A présent, où était Lio ? Je déambulai un instant parmi les chambres du rez de chaussée, ne sachant pas où il avait bien pu dormir la nuit et je serais montée à l'étage pour poursuivre mes recherches si une flopée de jurons n'avait pas retenti à l'extérieur, devant le hall de l'Aire. Un petit attroupement s'était formé sans doute pour assister à un combat pokémon... Ah, ces dresseurs, toujours besoin de se battre pour se prouver qu'ils sont les meilleurs. Je me frayai un chemin parmi la modeste foule, jusqu'au lieu du duel, intriguée et intimement persuadée que Lionel serait parmi les spectateurs. J'arrivai au devant de la masse et cherchai le jeune homme des yeux. J'entendis une voix familière résonner et je tournai la tête vers l'endroit d'où elle venait : l'aire de combat. Je m'intéressai davantage à ce qui se passait sur le « ring » et je me frappai le front de consternation. « J'aurais du m'en douter » pensai-je.
Qui pouvait être assez barré pour combattre au sortir du lit à part Lio et... Mes yeux s'écarquillèrent à en rester coincés. Son adversaire n'était autre que le bonhomme au Rhinocorne : Sébastien. Il était mal parti... Lionel se battait avec Tortipouss et le Pokédex m'indiqua que l'autre pokémon était un Charmillon : cela devait faire un bon moment qu'ils luttaient. Et dire que là encore, je n'avais rien entendu.
« Fouet Lianes ! »
De grandes tiges vertes et solides allèrent emprisonner l'élégant papillon chatoyant. Au fut et à mesure qu'elles se resserraient, l'adversaire en apparence inoffensive s'étouffait. Tortipouss décida d'effectuer simultanément une attaque Charge afin de l'achever mais un débutant aurait compris que c'était peine perdue. Je n'aurais su dire pourquoi : il me semblait simplement évident que Tortipouss n'allait pas faire le poids.

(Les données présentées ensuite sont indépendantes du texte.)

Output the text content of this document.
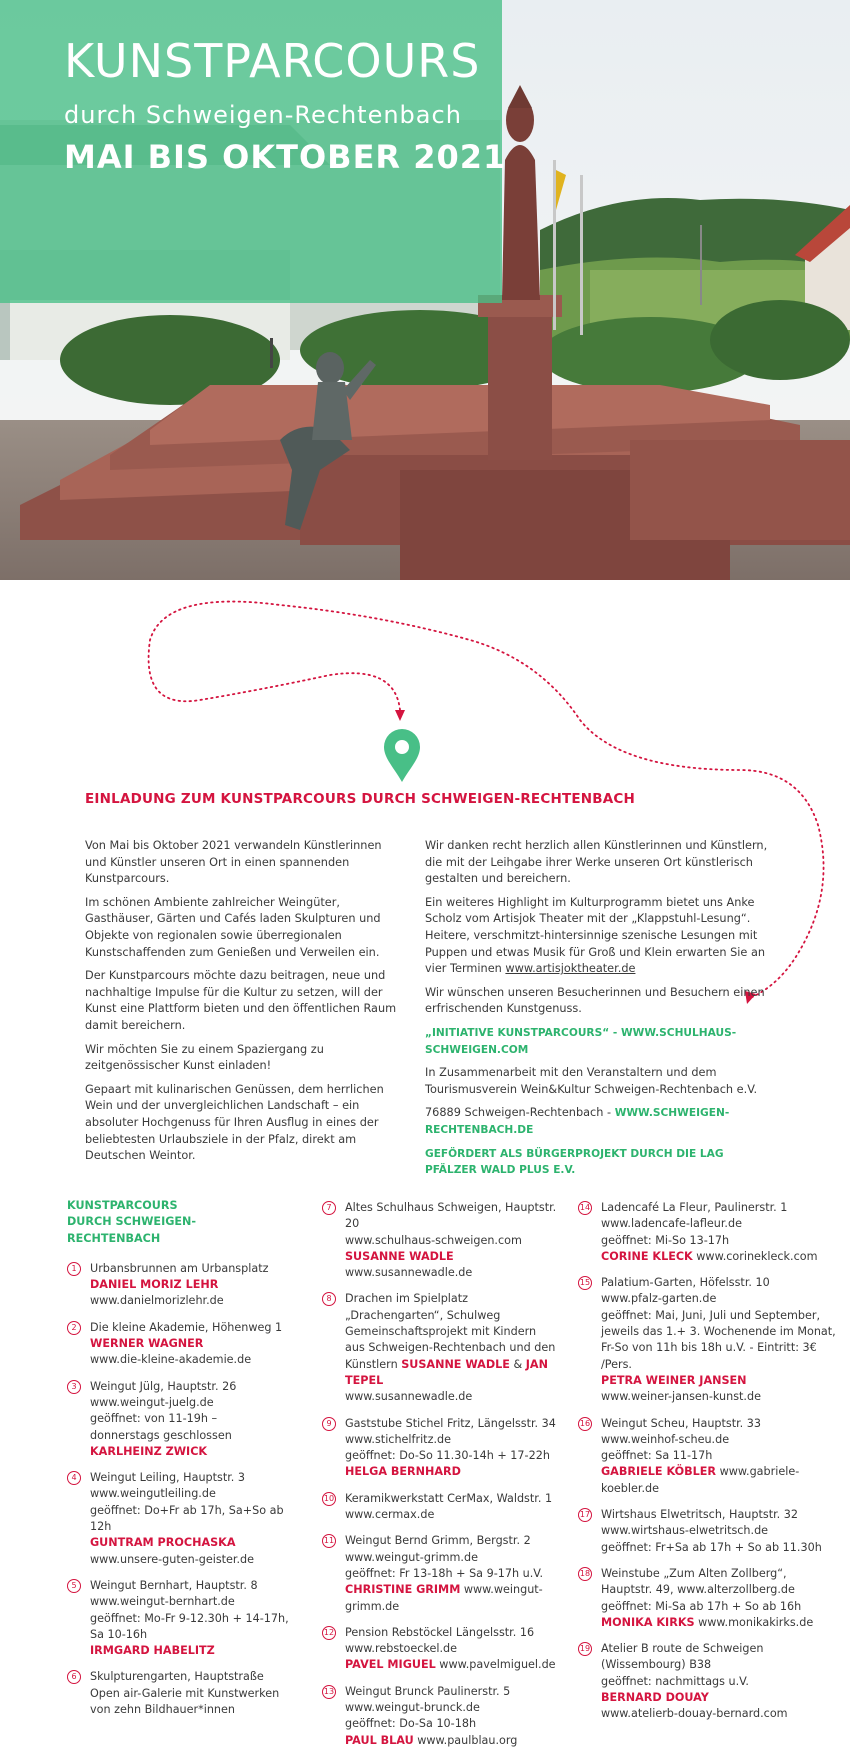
KUNSTPARCOURS
durch Schweigen-Rechtenbach
MAI BIS OKTOBER 2021
EINLADUNG ZUM KUNSTPARCOURS DURCH SCHWEIGEN-RECHTENBACH

Von Mai bis Oktober 2021 verwandeln Künstlerinnen und Künstler unseren Ort in einen spannenden Kunstparcours.

Im schönen Ambiente zahlreicher Weingüter, Gasthäuser, Gärten und Cafés laden Skulpturen und Objekte von regionalen sowie überregionalen Kunstschaffenden zum Genießen und Verweilen ein.

Der Kunstparcours möchte dazu beitragen, neue und nachhaltige Impulse für die Kultur zu setzen, will der Kunst eine Plattform bieten und den öffentlichen Raum damit bereichern.

Wir möchten Sie zu einem Spaziergang zu zeitgenössischer Kunst einladen!

Gepaart mit kulinarischen Genüssen, dem herrlichen Wein und der unvergleichlichen Landschaft – ein absoluter Hochgenuss für Ihren Ausflug in eines der beliebtesten Urlaubsziele in der Pfalz, direkt am Deutschen Weintor.

Wir danken recht herzlich allen Künstlerinnen und Künstlern, die mit der Leihgabe ihrer Werke unseren Ort künstlerisch gestalten und bereichern.

Ein weiteres Highlight im Kulturprogramm bietet uns Anke Scholz vom Artisjok Theater mit der „Klappstuhl-Lesung“. Heitere, verschmitzt-hintersinnige szenische Lesungen mit Puppen und etwas Musik für Groß und Klein erwarten Sie an vier Terminen www.artisjoktheater.de

Wir wünschen unseren Besucherinnen und Besuchern einen erfrischenden Kunstgenuss.

„INITIATIVE KUNSTPARCOURS“ - WWW.SCHULHAUS-SCHWEIGEN.COM

In Zusammenarbeit mit den Veranstaltern und dem Tourismusverein Wein&Kultur Schweigen-Rechtenbach e.V.

76889 Schweigen-Rechtenbach - WWW.SCHWEIGEN-RECHTENBACH.DE

GEFÖRDERT ALS BÜRGERPROJEKT DURCH DIE LAG PFÄLZER WALD PLUS E.V.

KUNSTPARCOURS DURCH SCHWEIGEN-RECHTENBACH
1	Urbansbrunnen am Urbansplatz
DANIEL MORIZ LEHR
www.danielmorizlehr.de
2	Die kleine Akademie, Höhenweg 1
WERNER WAGNER
www.die-kleine-akademie.de
3	Weingut Jülg, Hauptstr. 26
www.weingut-juelg.de
geöffnet: von 11-19h –
donnerstags geschlossen
KARLHEINZ ZWICK
4	Weingut Leiling, Hauptstr. 3
www.weingutleiling.de
geöffnet: Do+Fr ab 17h, Sa+So ab 12h
GUNTRAM PROCHASKA
www.unsere-guten-geister.de
5	Weingut Bernhart, Hauptstr. 8
www.weingut-bernhart.de
geöffnet: Mo-Fr 9-12.30h + 14-17h, Sa 10-16h
IRMGARD HABELITZ
6	Skulpturengarten, Hauptstraße
Open air-Galerie mit Kunstwerken
von zehn Bildhauer*innen
7	Altes Schulhaus Schweigen, Hauptstr. 20
www.schulhaus-schweigen.com
SUSANNE WADLE www.susannewadle.de
8	Drachen im Spielplatz
„Drachengarten“, Schulweg
Gemeinschaftsprojekt mit Kindern
aus Schweigen-Rechtenbach und den
Künstlern SUSANNE WADLE & JAN TEPEL
www.susannewadle.de
9	Gaststube Stichel Fritz, Längelsstr. 34
www.stichelfritz.de
geöffnet: Do-So 11.30-14h + 17-22h
HELGA BERNHARD
10 Keramikwerkstatt CerMax, Waldstr. 1
www.cermax.de
11 Weingut Bernd Grimm, Bergstr. 2
www.weingut-grimm.de
geöffnet: Fr 13-18h + Sa 9-17h u.V.
CHRISTINE GRIMM www.weingut-grimm.de
12 Pension Rebstöckel Längelsstr. 16
www.rebstoeckel.de
PAVEL MIGUEL www.pavelmiguel.de
13 Weingut Brunck Paulinerstr. 5
www.weingut-brunck.de
geöffnet: Do-Sa 10-18h
PAUL BLAU www.paulblau.org
14 Ladencafé La Fleur, Paulinerstr. 1
www.ladencafe-lafleur.de
geöffnet: Mi-So 13-17h
CORINE KLECK www.corinekleck.com
15 Palatium-Garten, Höfelsstr. 10
www.pfalz-garten.de
geöffnet: Mai, Juni, Juli und September,
jeweils das 1.+ 3. Wochenende im Monat,
Fr-So von 11h bis 18h u.V. - Eintritt: 3€ /Pers.
PETRA WEINER JANSEN
www.weiner-jansen-kunst.de
16 Weingut Scheu, Hauptstr. 33
www.weinhof-scheu.de
geöffnet: Sa 11-17h
GABRIELE KÖBLER www.gabriele-koebler.de
17 Wirtshaus Elwetritsch, Hauptstr. 32
www.wirtshaus-elwetritsch.de
geöffnet: Fr+Sa ab 17h + So ab 11.30h
18 Weinstube „Zum Alten Zollberg“,
Hauptstr. 49, www.alterzollberg.de
geöffnet: Mi-Sa ab 17h + So ab 16h
MONIKA KIRKS www.monikakirks.de
19 Atelier B route de Schweigen
(Wissembourg) B38
geöffnet: nachmittags u.V.
BERNARD DOUAY
www.atelierb-douay-bernard.com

« Para Spore puis Vent argenté ! » Fit la voix grave de Sébastien.
Une fine pellicule de poussière moirée paralysa la tortue en quelques secondes et doucement une multitude de rafales scintillantes se créèrent puis firent miroiter délicatement les lianes. J'étais émerveillée... Quel style ! Quelle élégance ! Quelle fluidité ! Le reste du combat avait-il été aussi splendide ?
Il y eut une petite détonation suivie d'un rayonnement éblouissant qui plongea le paysage alentour dans un véritable lac de clarté. Plusieurs pokémon fuirent les buissons environnants, effrayés par l'activité inhabituelle du lieu.

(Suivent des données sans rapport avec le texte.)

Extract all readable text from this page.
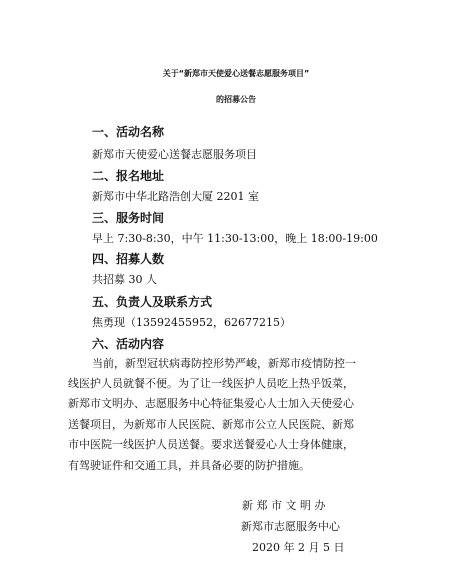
关于“新郑市天使爱心送餐志愿服务项目”
的招募公告
一、活动名称
新郑市天使爱心送餐志愿服务项目
二、报名地址
新郑市中华北路浩创大厦 2201 室
三、服务时间
早上 7:30-8:30，中午 11:30-13:00，晚上 18:00-19:00
四、招募人数
共招募 30 人
五、负责人及联系方式
焦勇现（13592455952，62677215）
六、活动内容
当前，新型冠状病毒防控形势严峻，新郑市疫情防控一
线医护人员就餐不便。为了让一线医护人员吃上热乎饭菜，
新郑市文明办、志愿服务中心特征集爱心人士加入天使爱心
送餐项目，为新郑市人民医院、新郑市公立人民医院、新郑
市中医院一线医护人员送餐。要求送餐爱心人士身体健康，
有驾驶证件和交通工具，并具备必要的防护措施。
新 郑 市 文 明 办
新郑市志愿服务中心
2020 年 2 月 5 日
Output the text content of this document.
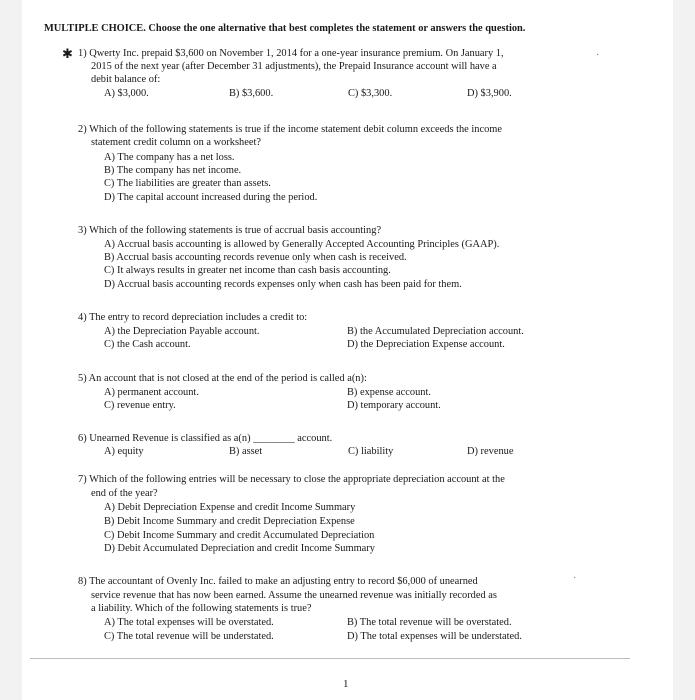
MULTIPLE CHOICE. Choose the one alternative that best completes the statement or answers the question.
✱	·
1) Qwerty Inc. prepaid $3,600 on November 1, 2014 for a one-year insurance premium. On January 1,
2015 of the next year (after December 31 adjustments), the Prepaid Insurance account will have a
debit balance of:
A) $3,000.	B) $3,600.	C) $3,300.	D) $3,900.
2) Which of the following statements is true if the income statement debit column exceeds the income
statement credit column on a worksheet?
A) The company has a net loss.
B) The company has net income.
C) The liabilities are greater than assets.
D) The capital account increased during the period.
3) Which of the following statements is true of accrual basis accounting?
A) Accrual basis accounting is allowed by Generally Accepted Accounting Principles (GAAP).
B) Accrual basis accounting records revenue only when cash is received.
C) It always results in greater net income than cash basis accounting.
D) Accrual basis accounting records expenses only when cash has been paid for them.
4) The entry to record depreciation includes a credit to:
A) the Depreciation Payable account.	B) the Accumulated Depreciation account.
C) the Cash account.	D) the Depreciation Expense account.
5) An account that is not closed at the end of the period is called a(n):
A) permanent account.	B) expense account.
C) revenue entry.	D) temporary account.
6) Unearned Revenue is classified as a(n) ________ account.
A) equity	B) asset	C) liability	D) revenue
7) Which of the following entries will be necessary to close the appropriate depreciation account at the
end of the year?
A) Debit Depreciation Expense and credit Income Summary
B) Debit Income Summary and credit Depreciation Expense
C) Debit Income Summary and credit Accumulated Depreciation
D) Debit Accumulated Depreciation and credit Income Summary
8) The accountant of Ovenly Inc. failed to make an adjusting entry to record $6,000 of unearned
service revenue that has now been earned. Assume the unearned revenue was initially recorded as
a liability. Which of the following statements is true?
A) The total expenses will be overstated.	B) The total revenue will be overstated.
C) The total revenue will be understated.	D) The total expenses will be understated.
·
1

Lentement, la lumière se dissipa... Un nuage de poussière retomba lentement, laissant entrevoir le terrain de combat. La petite tortue était au sol, tandis que Charmillon voletait gracieusement autour de son dresseur, fier de sa victoire apparemment bien méritée. Les quelques personnes qui assistaient à la scène, cherchèrent un point de repère, désappointées par l'improbabilité d'un tel résultat... Leurs regards, tournés en désespoir de cause vers le firmament furent immédiatement captivés, emprisonnés par ce qui venait de se matérialiser juste devant eux.

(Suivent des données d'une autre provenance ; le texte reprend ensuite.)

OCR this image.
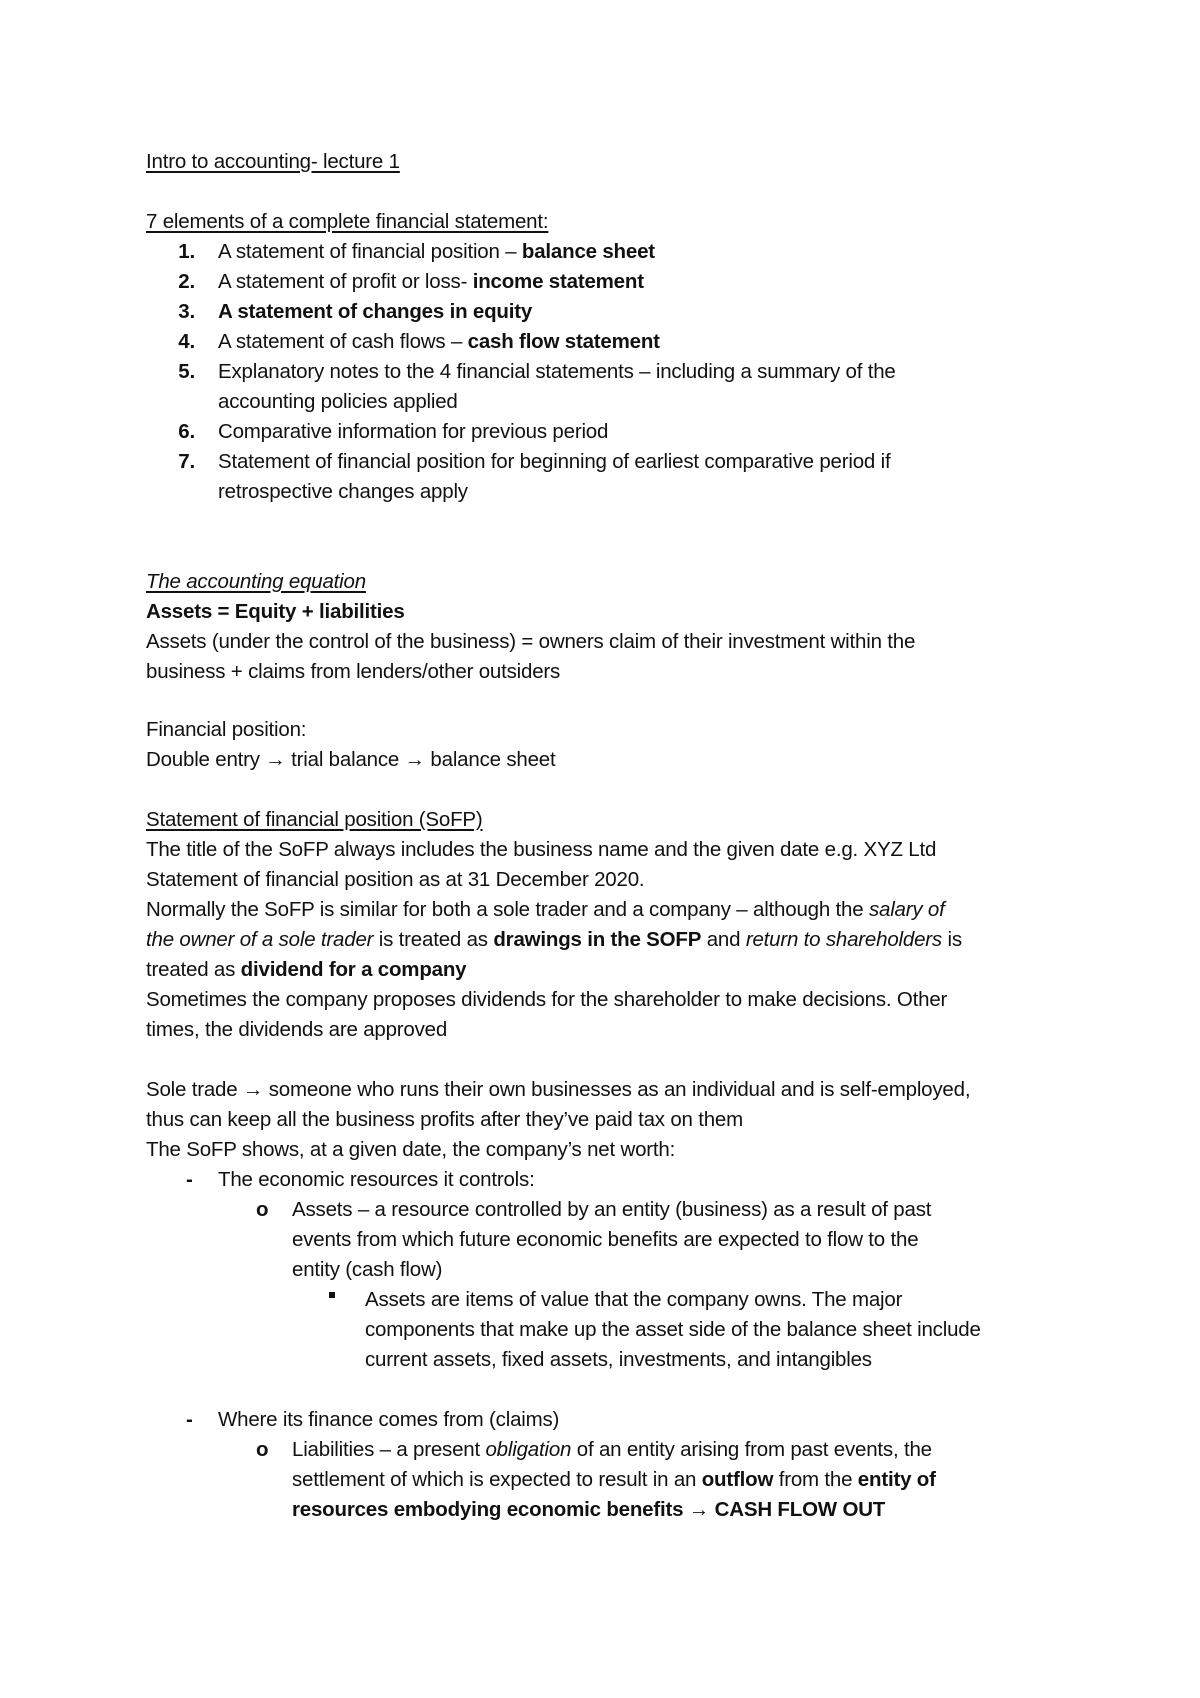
Intro to accounting- lecture 1
7 elements of a complete financial statement:
1. A statement of financial position – balance sheet
2. A statement of profit or loss- income statement
3. A statement of changes in equity
4. A statement of cash flows – cash flow statement
5. Explanatory notes to the 4 financial statements – including a summary of the
accounting policies applied
6. Comparative information for previous period
7. Statement of financial position for beginning of earliest comparative period if
retrospective changes apply
The accounting equation
Assets = Equity + liabilities
Assets (under the control of the business) = owners claim of their investment within the
business + claims from lenders/other outsiders
Financial position:
Double entry → trial balance → balance sheet
Statement of financial position (SoFP)
The title of the SoFP always includes the business name and the given date e.g. XYZ Ltd
Statement of financial position as at 31 December 2020.
Normally the SoFP is similar for both a sole trader and a company – although the salary of
the owner of a sole trader is treated as drawings in the SOFP and return to shareholders is
treated as dividend for a company
Sometimes the company proposes dividends for the shareholder to make decisions. Other
times, the dividends are approved
Sole trade → someone who runs their own businesses as an individual and is self-employed,
thus can keep all the business profits after they’ve paid tax on them
The SoFP shows, at a given date, the company’s net worth:
- The economic resources it controls:
o Assets – a resource controlled by an entity (business) as a result of past
events from which future economic benefits are expected to flow to the
entity (cash flow)
Assets are items of value that the company owns. The major
components that make up the asset side of the balance sheet include
current assets, fixed assets, investments, and intangibles
- Where its finance comes from (claims)
o Liabilities – a present obligation of an entity arising from past events, the
settlement of which is expected to result in an outflow from the entity of
resources embodying economic benefits → CASH FLOW OUT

Un superbe arc-en-ciel, apparu suite à l'attaque Vent Argenté, « flottait » là-haut : les petites particules scintillantes avaient joué le rôle de prisme puis décomposé la lumière solaire afin d'offrir à l'assistance ce si beau spectacle. Certains poussèrent des « Oh ! » admiratifs et de fervents applaudissements retentirent sous le soleil radieux.
Je sortis de la léthargie dans laquelle cet étrange scène m'avait plongée... Lio devait être dans un sale état : il n'avait jamais été bon perdant. Je le vis qui se précipitait vers son pokémon évanoui et, presque éploré, le serra dans ses bras longuement, une forte étreinte fraternelle qui signifiait tant de choses. Il finit par extirper une boite plate et circulaire de l'une de ses poches et enduisit la frêle carapace de son contenu : c'était le baume de Maman.
« Attaque basique, piège basique et tu tombes dedans à pieds joints... Schéma habituel. Et moi qui croyais avoir affaire à un dur... Néanmoins, je dois dire que c'est pas mal pour un début...
- Vous êtes d'une prétention innommable... » M'écriai-je.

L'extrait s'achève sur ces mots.